Using up leftovers is a mitzvah (good deed) in this house because I hate to see food go to waste. So I felt good as I set out to make a cake with dried apple slices I had received as a gift, leftover apple cider I bought for recent party, and walnuts from an impulse purchase gigantic bag that seemed never-ending (Costco, you will be my downfall).
At first, I thought I would throw all the ingredients into a pan with a bit of flour and a few eggs, add a bit of vanilla, and call it a day. But then I found an Ina Garten lemon cake recipe that started me down a garden path…
Although no step was difficult and each one led inexorably to the next, I will admit that my original plan had not included a cider syrup to moisten the cake after baking and a glaze to finish it off. No matter. When we cut into this glazed apple cider loaf cake, I was awed. Moist, subtly flavored, and not overly sweet, by the end of the first piece, I knew I wouldn’t be able to resist.

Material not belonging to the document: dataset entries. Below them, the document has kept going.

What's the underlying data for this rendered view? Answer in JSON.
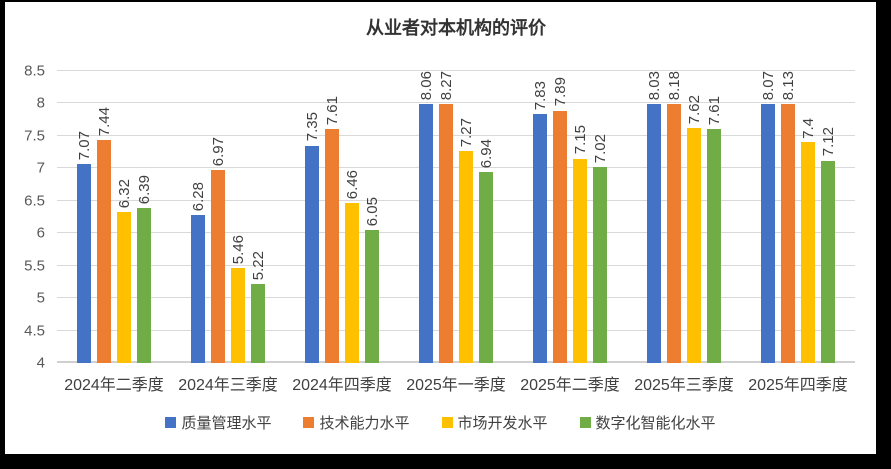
{
  "chart_data": {
    "type": "bar",
    "title": "从业者对本机构的评价",
    "categories": [
      "2024年二季度",
      "2024年三季度",
      "2024年四季度",
      "2025年一季度",
      "2025年二季度",
      "2025年三季度",
      "2025年四季度"
    ],
    "series": [
      {
        "name": "质量管理水平",
        "color": "#4472C4",
        "values": [
          7.07,
          6.28,
          7.35,
          8.06,
          7.83,
          8.03,
          8.07
        ]
      },
      {
        "name": "技术能力水平",
        "color": "#ED7D31",
        "values": [
          7.44,
          6.97,
          7.61,
          8.27,
          7.89,
          8.18,
          8.13
        ]
      },
      {
        "name": "市场开发水平",
        "color": "#FFC000",
        "values": [
          6.32,
          5.46,
          6.46,
          7.27,
          7.15,
          7.62,
          7.4
        ]
      },
      {
        "name": "数字化智能化水平",
        "color": "#70AD47",
        "values": [
          6.39,
          5.22,
          6.05,
          6.94,
          7.02,
          7.61,
          7.12
        ]
      }
    ],
    "ylim": [
      4,
      8.5
    ],
    "ytick_step": 0.5,
    "yticks": [
      "8.5",
      "8",
      "7.5",
      "7",
      "6.5",
      "6",
      "5.5",
      "5",
      "4.5",
      "4"
    ],
    "grid": true,
    "data_labels": true,
    "data_label_rotation": "vertical",
    "legend_position": "bottom",
    "colors": {
      "background_frame": "#000000",
      "plot_background": "#FFFFFF",
      "gridline": "#D9D9D9",
      "tick_text": "#595959",
      "label_text": "#404040"
    }
  }
}
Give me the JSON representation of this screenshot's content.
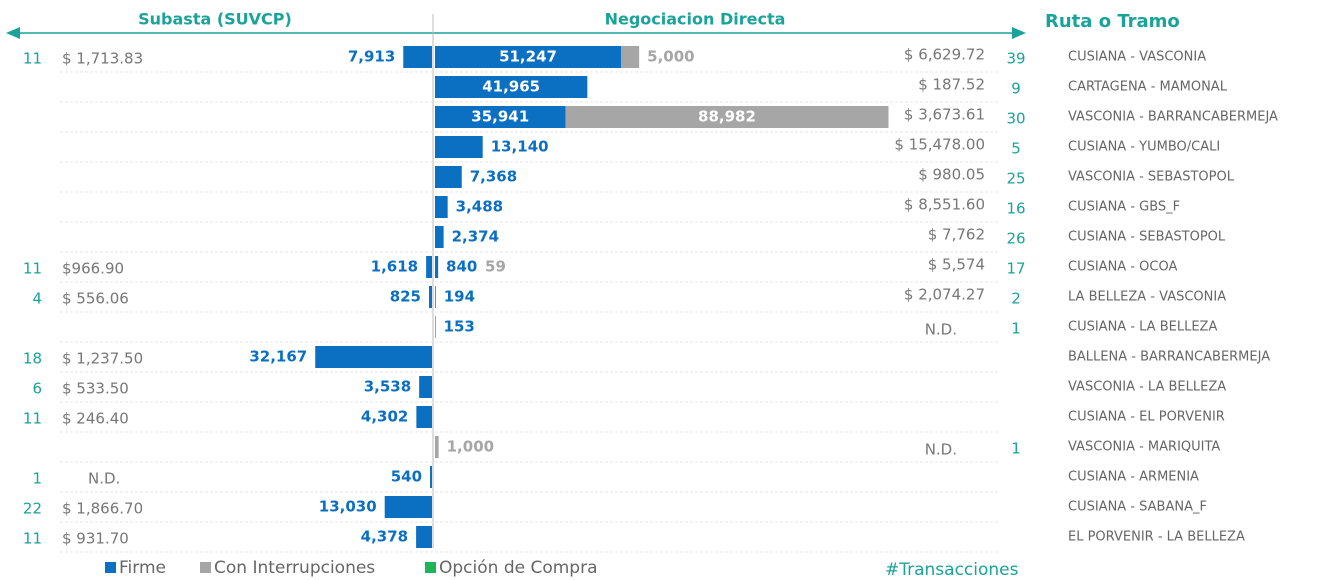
{
  "chart_data": {
    "type": "butterfly",
    "left_title": "Subasta (SUVCP)",
    "right_title": "Negociacion Directa",
    "routes_title": "Ruta o Tramo",
    "categories": [
      "CUSIANA - VASCONIA",
      "CARTAGENA - MAMONAL",
      "VASCONIA - BARRANCABERMEJA",
      "CUSIANA - YUMBO/CALI",
      "VASCONIA - SEBASTOPOL",
      "CUSIANA - GBS_F",
      "CUSIANA - SEBASTOPOL",
      "CUSIANA - OCOA",
      "LA BELLEZA - VASCONIA",
      "CUSIANA - LA BELLEZA",
      "BALLENA - BARRANCABERMEJA",
      "VASCONIA - LA BELLEZA",
      "CUSIANA - EL PORVENIR",
      "VASCONIA - MARIQUITA",
      "CUSIANA - ARMENIA",
      "CUSIANA - SABANA_F",
      "EL PORVENIR - LA BELLEZA"
    ],
    "left_series": [
      {
        "color": "#0b6fc2",
        "values": [
          7913,
          null,
          null,
          null,
          null,
          null,
          null,
          1618,
          825,
          null,
          32167,
          3538,
          4302,
          null,
          540,
          13030,
          4378
        ],
        "value_labels": [
          "7,913",
          null,
          null,
          null,
          null,
          null,
          null,
          "1,618",
          "825",
          null,
          "32,167",
          "3,538",
          "4,302",
          null,
          "540",
          "13,030",
          "4,378"
        ]
      }
    ],
    "left_prices": [
      "$ 1,713.83",
      null,
      null,
      null,
      null,
      null,
      null,
      "$966.90",
      "$ 556.06",
      null,
      "$ 1,237.50",
      "$ 533.50",
      "$ 246.40",
      null,
      "N.D.",
      "$ 1,866.70",
      "$ 931.70"
    ],
    "left_transactions": [
      11,
      null,
      null,
      null,
      null,
      null,
      null,
      11,
      4,
      null,
      18,
      6,
      11,
      null,
      1,
      22,
      11
    ],
    "right_series": [
      {
        "name": "Firme",
        "color": "#0b6fc2",
        "values": [
          51247,
          41965,
          35941,
          13140,
          7368,
          3488,
          2374,
          840,
          194,
          153,
          null,
          null,
          null,
          null,
          null,
          null,
          null
        ],
        "value_labels": [
          "51,247",
          "41,965",
          "35,941",
          "13,140",
          "7,368",
          "3,488",
          "2,374",
          "840",
          "194",
          "153",
          null,
          null,
          null,
          null,
          null,
          null,
          null
        ]
      },
      {
        "name": "Con Interrupciones",
        "color": "#a6a6a6",
        "values": [
          5000,
          null,
          88982,
          null,
          null,
          null,
          null,
          59,
          null,
          null,
          null,
          null,
          null,
          1000,
          null,
          null,
          null
        ],
        "value_labels": [
          "5,000",
          null,
          "88,982",
          null,
          null,
          null,
          null,
          "59",
          null,
          null,
          null,
          null,
          null,
          "1,000",
          null,
          null,
          null
        ]
      },
      {
        "name": "Opción de Compra",
        "color": "#1db45a",
        "values": [
          null,
          null,
          null,
          null,
          null,
          null,
          null,
          null,
          null,
          null,
          null,
          null,
          null,
          null,
          null,
          null,
          null
        ]
      }
    ],
    "right_prices": [
      "$ 6,629.72",
      "$ 187.52",
      "$ 3,673.61",
      "$ 15,478.00",
      "$ 980.05",
      "$ 8,551.60",
      "$ 7,762",
      "$ 5,574",
      "$ 2,074.27",
      "N.D.",
      null,
      null,
      null,
      "N.D.",
      null,
      null,
      null
    ],
    "right_transactions": [
      39,
      9,
      30,
      5,
      25,
      16,
      26,
      17,
      2,
      1,
      null,
      null,
      null,
      1,
      null,
      null,
      null
    ],
    "transactions_legend": "#Transacciones"
  }
}
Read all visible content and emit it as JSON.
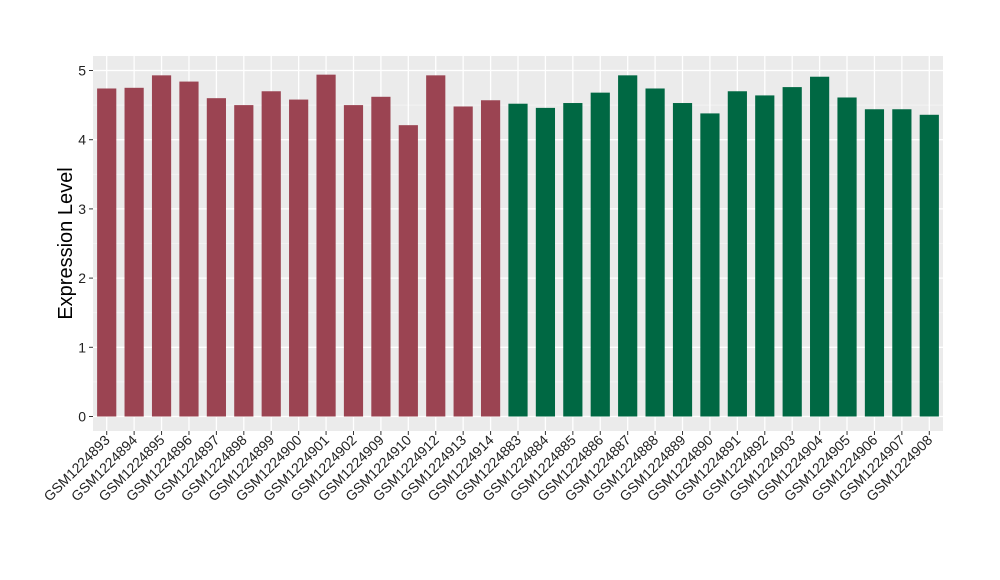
{
  "chart_data": {
    "type": "bar",
    "title": "",
    "xlabel": "",
    "ylabel": "Expression Level",
    "ylim": [
      0,
      5.1
    ],
    "yticks": [
      0,
      1,
      2,
      3,
      4,
      5
    ],
    "grid": true,
    "legend": "none",
    "colors": {
      "group1": "#9b4452",
      "group2": "#006843",
      "panel": "#ebebeb",
      "grid": "#ffffff"
    },
    "categories": [
      "GSM1224893",
      "GSM1224894",
      "GSM1224895",
      "GSM1224896",
      "GSM1224897",
      "GSM1224898",
      "GSM1224899",
      "GSM1224900",
      "GSM1224901",
      "GSM1224902",
      "GSM1224909",
      "GSM1224910",
      "GSM1224912",
      "GSM1224913",
      "GSM1224914",
      "GSM1224883",
      "GSM1224884",
      "GSM1224885",
      "GSM1224886",
      "GSM1224887",
      "GSM1224888",
      "GSM1224889",
      "GSM1224890",
      "GSM1224891",
      "GSM1224892",
      "GSM1224903",
      "GSM1224904",
      "GSM1224905",
      "GSM1224906",
      "GSM1224907",
      "GSM1224908"
    ],
    "values": [
      4.74,
      4.75,
      4.93,
      4.84,
      4.6,
      4.5,
      4.7,
      4.58,
      4.94,
      4.5,
      4.62,
      4.21,
      4.93,
      4.48,
      4.57,
      4.52,
      4.46,
      4.53,
      4.68,
      4.93,
      4.74,
      4.53,
      4.38,
      4.7,
      4.64,
      4.76,
      4.91,
      4.61,
      4.44,
      4.44,
      4.36
    ],
    "groups": [
      "group1",
      "group1",
      "group1",
      "group1",
      "group1",
      "group1",
      "group1",
      "group1",
      "group1",
      "group1",
      "group1",
      "group1",
      "group1",
      "group1",
      "group1",
      "group2",
      "group2",
      "group2",
      "group2",
      "group2",
      "group2",
      "group2",
      "group2",
      "group2",
      "group2",
      "group2",
      "group2",
      "group2",
      "group2",
      "group2",
      "group2"
    ]
  }
}
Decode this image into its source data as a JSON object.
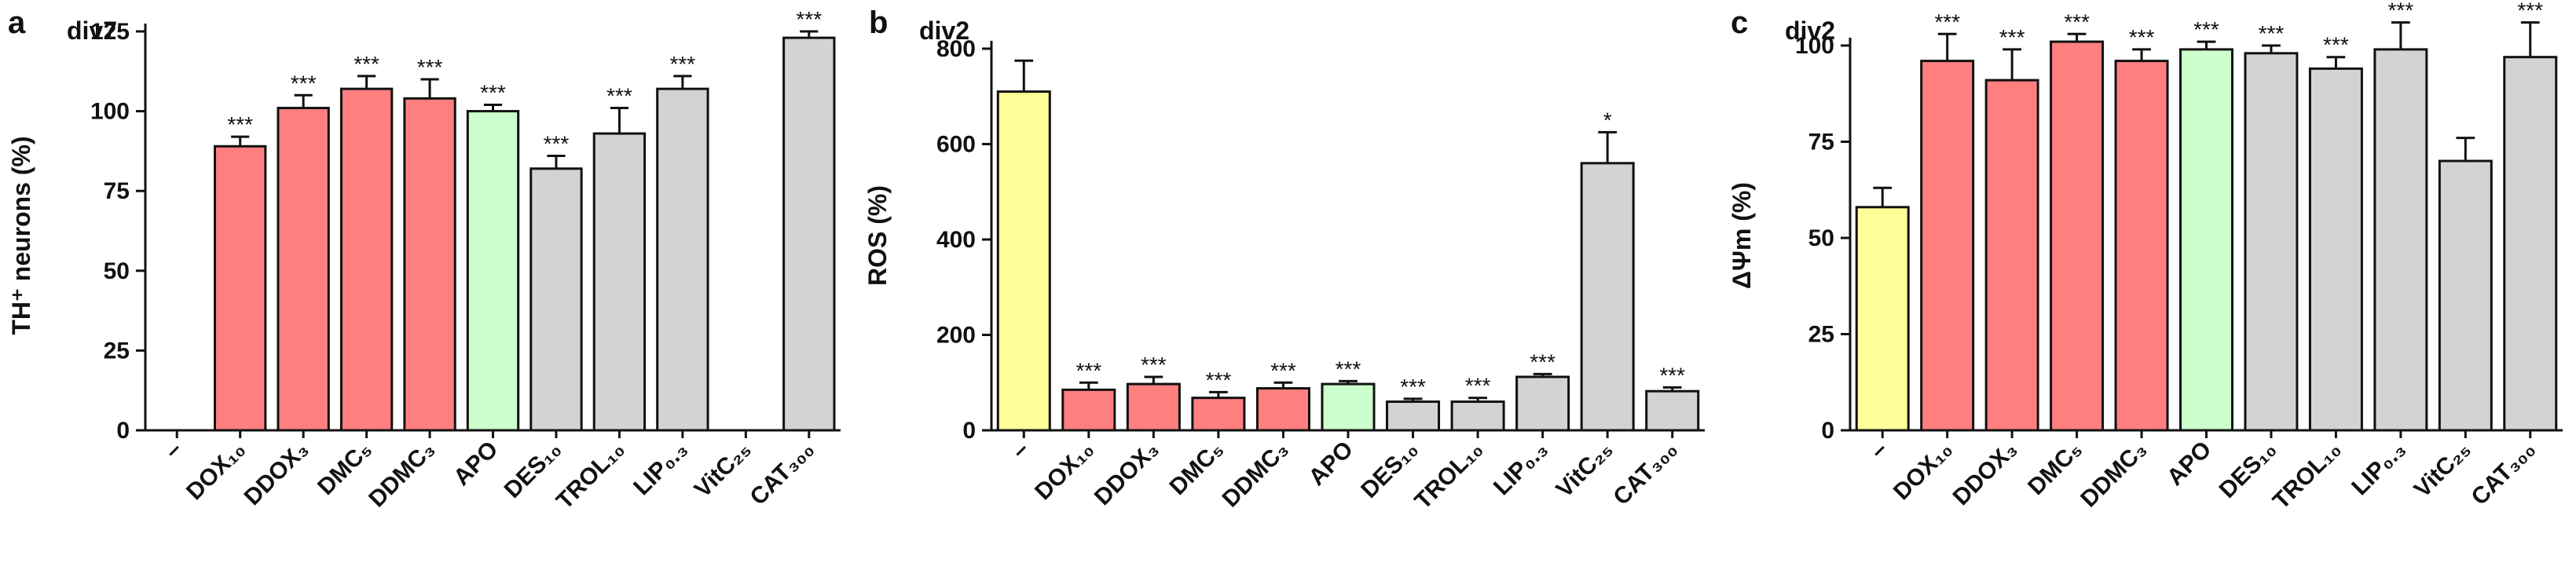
{
  "figure": {
    "colors": {
      "control": "#ffff99",
      "red": "#ff7f7f",
      "green": "#ccffcc",
      "gray": "#d3d3d3",
      "stroke": "#111111"
    }
  },
  "chart_data": [
    {
      "panel": "a",
      "type": "bar",
      "title": "div7",
      "ylabel": "TH⁺ neurons (%)",
      "ylim": [
        0,
        125
      ],
      "yticks": [
        0,
        25,
        50,
        75,
        100,
        125
      ],
      "grid": false,
      "categories": [
        "–",
        "DOX₁₀",
        "DDOX₃",
        "DMC₅",
        "DDMC₃",
        "APO",
        "DES₁₀",
        "TROL₁₀",
        "LIP₀.₃",
        "VitC₂₅",
        "CAT₃₀₀"
      ],
      "values": [
        null,
        89,
        101,
        107,
        104,
        100,
        82,
        93,
        107,
        null,
        123
      ],
      "errors": [
        null,
        3,
        4,
        4,
        6,
        2,
        4,
        8,
        4,
        null,
        2
      ],
      "significance": [
        "",
        "***",
        "***",
        "***",
        "***",
        "***",
        "***",
        "***",
        "***",
        "",
        "***"
      ],
      "colors": [
        "control",
        "red",
        "red",
        "red",
        "red",
        "green",
        "gray",
        "gray",
        "gray",
        "gray",
        "gray"
      ]
    },
    {
      "panel": "b",
      "type": "bar",
      "title": "div2",
      "ylabel": "ROS  (%)",
      "ylim": [
        0,
        800
      ],
      "yticks": [
        0,
        200,
        400,
        600,
        800
      ],
      "grid": false,
      "categories": [
        "–",
        "DOX₁₀",
        "DDOX₃",
        "DMC₅",
        "DDMC₃",
        "APO",
        "DES₁₀",
        "TROL₁₀",
        "LIP₀.₃",
        "VitC₂₅",
        "CAT₃₀₀"
      ],
      "values": [
        710,
        85,
        97,
        68,
        88,
        97,
        60,
        60,
        112,
        560,
        82
      ],
      "errors": [
        65,
        15,
        15,
        12,
        12,
        6,
        6,
        8,
        6,
        65,
        8
      ],
      "significance": [
        "",
        "***",
        "***",
        "***",
        "***",
        "***",
        "***",
        "***",
        "***",
        "*",
        "***"
      ],
      "colors": [
        "control",
        "red",
        "red",
        "red",
        "red",
        "green",
        "gray",
        "gray",
        "gray",
        "gray",
        "gray"
      ]
    },
    {
      "panel": "c",
      "type": "bar",
      "title": "div2",
      "ylabel": "ΔΨm (%)",
      "ylim": [
        0,
        100
      ],
      "yticks": [
        0,
        25,
        50,
        75,
        100
      ],
      "grid": false,
      "categories": [
        "–",
        "DOX₁₀",
        "DDOX₃",
        "DMC₅",
        "DDMC₃",
        "APO",
        "DES₁₀",
        "TROL₁₀",
        "LIP₀.₃",
        "VitC₂₅",
        "CAT₃₀₀"
      ],
      "values": [
        58,
        96,
        91,
        101,
        96,
        99,
        98,
        94,
        99,
        70,
        97
      ],
      "errors": [
        5,
        7,
        8,
        2,
        3,
        2,
        2,
        3,
        7,
        6,
        9
      ],
      "significance": [
        "",
        "***",
        "***",
        "***",
        "***",
        "***",
        "***",
        "***",
        "***",
        "",
        "***"
      ],
      "colors": [
        "control",
        "red",
        "red",
        "red",
        "red",
        "green",
        "gray",
        "gray",
        "gray",
        "gray",
        "gray"
      ]
    }
  ]
}
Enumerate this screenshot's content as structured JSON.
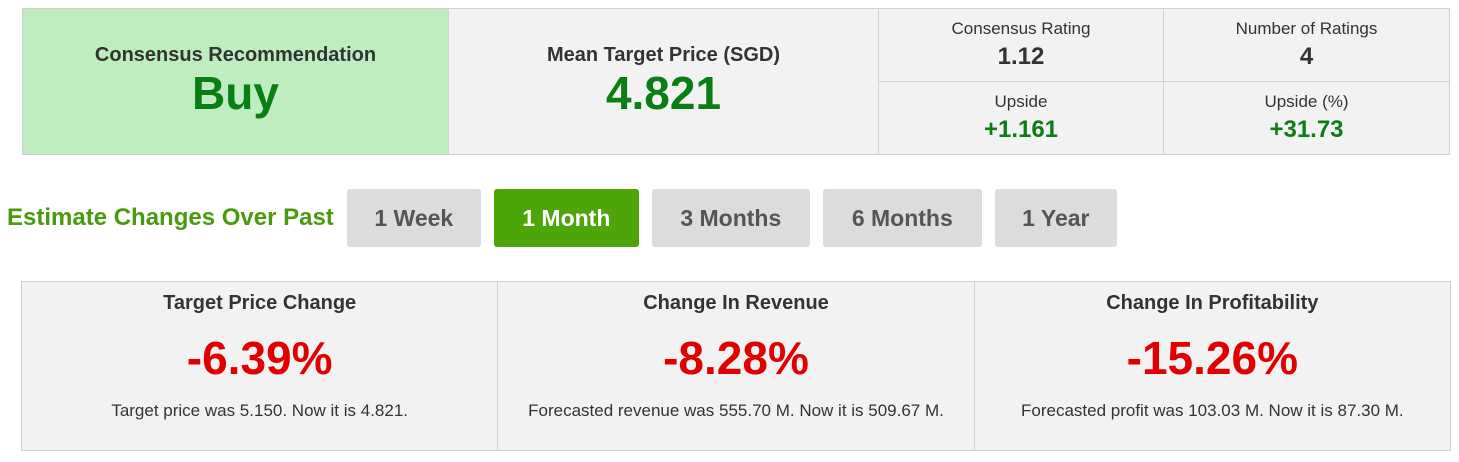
{
  "consensus": {
    "recommendation_label": "Consensus Recommendation",
    "recommendation_value": "Buy",
    "mean_target_label": "Mean Target Price (SGD)",
    "mean_target_value": "4.821",
    "rating_label": "Consensus Rating",
    "rating_value": "1.12",
    "num_ratings_label": "Number of Ratings",
    "num_ratings_value": "4",
    "upside_label": "Upside",
    "upside_value": "+1.161",
    "upside_pct_label": "Upside (%)",
    "upside_pct_value": "+31.73"
  },
  "period": {
    "title": "Estimate Changes Over Past",
    "options": [
      "1 Week",
      "1 Month",
      "3 Months",
      "6 Months",
      "1 Year"
    ],
    "selected": "1 Month"
  },
  "changes": [
    {
      "title": "Target Price Change",
      "value": "-6.39%",
      "description": "Target price was 5.150. Now it is 4.821."
    },
    {
      "title": "Change In Revenue",
      "value": "-8.28%",
      "description": "Forecasted revenue was 555.70 M. Now it is 509.67 M."
    },
    {
      "title": "Change In Profitability",
      "value": "-15.26%",
      "description": "Forecasted profit was 103.03 M. Now it is 87.30 M."
    }
  ],
  "colors": {
    "positive": "#0a7d14",
    "negative": "#e00000",
    "accent": "#4ea50a",
    "recommendation_bg": "#beedc0"
  }
}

And two of us polished off the entire loaf in record time.
There are a couple of tips to making this loaf cake look and taste so good.
- Use dried apples, not fresh. The ratio of liquid to solids assumes that the apples are dried. Plus, the dried ones have a concentrated “appley” taste.
- Make sure the butter is room temperature and cream it well with the sugar. Advice from someone who should know better: take the butter out of the refrigerator and let it come to room temperature on the counter. Using a microwave to speed up the process, even at a low setting,is a chancy proposition that too often turns the butter into glop or a melted mess. The combination of room temperature butter, creamed with sugar gives the cake its airy texture and helps it to rise. (Eggs for baking should always be at room temperature. If yours are straight from the refrigerator, put them in a bowl of warm water for several minutes, until the outside of the eggs feel warm.)
- Follow the directions for alternating dry and wet ingredients – don’t take a short-cut and dump them in all at once.
- Use parchment paper to form a cradle for lifting out the cake from the pan. A few inches of paper on the longer sides of the pan become handles that you can use to lift the loaf cake out of the pan without turning it upside down or worrying about anything sticking to the bottom.
- If the top of the cake looks done before the inside is fully baked, lightly cover it with a small sheet of aluminum foil, which prevents the top from burning as you continue to bake it.
- Add the cider syrup while the cake is still warm and wait until it is quite cool before adding the glaze. The syrup needs the warmth to sink into the cake and the glaze has to be added only once the cake has fully cooled or you’ll end up with melted glaze that doesn’t look pretty.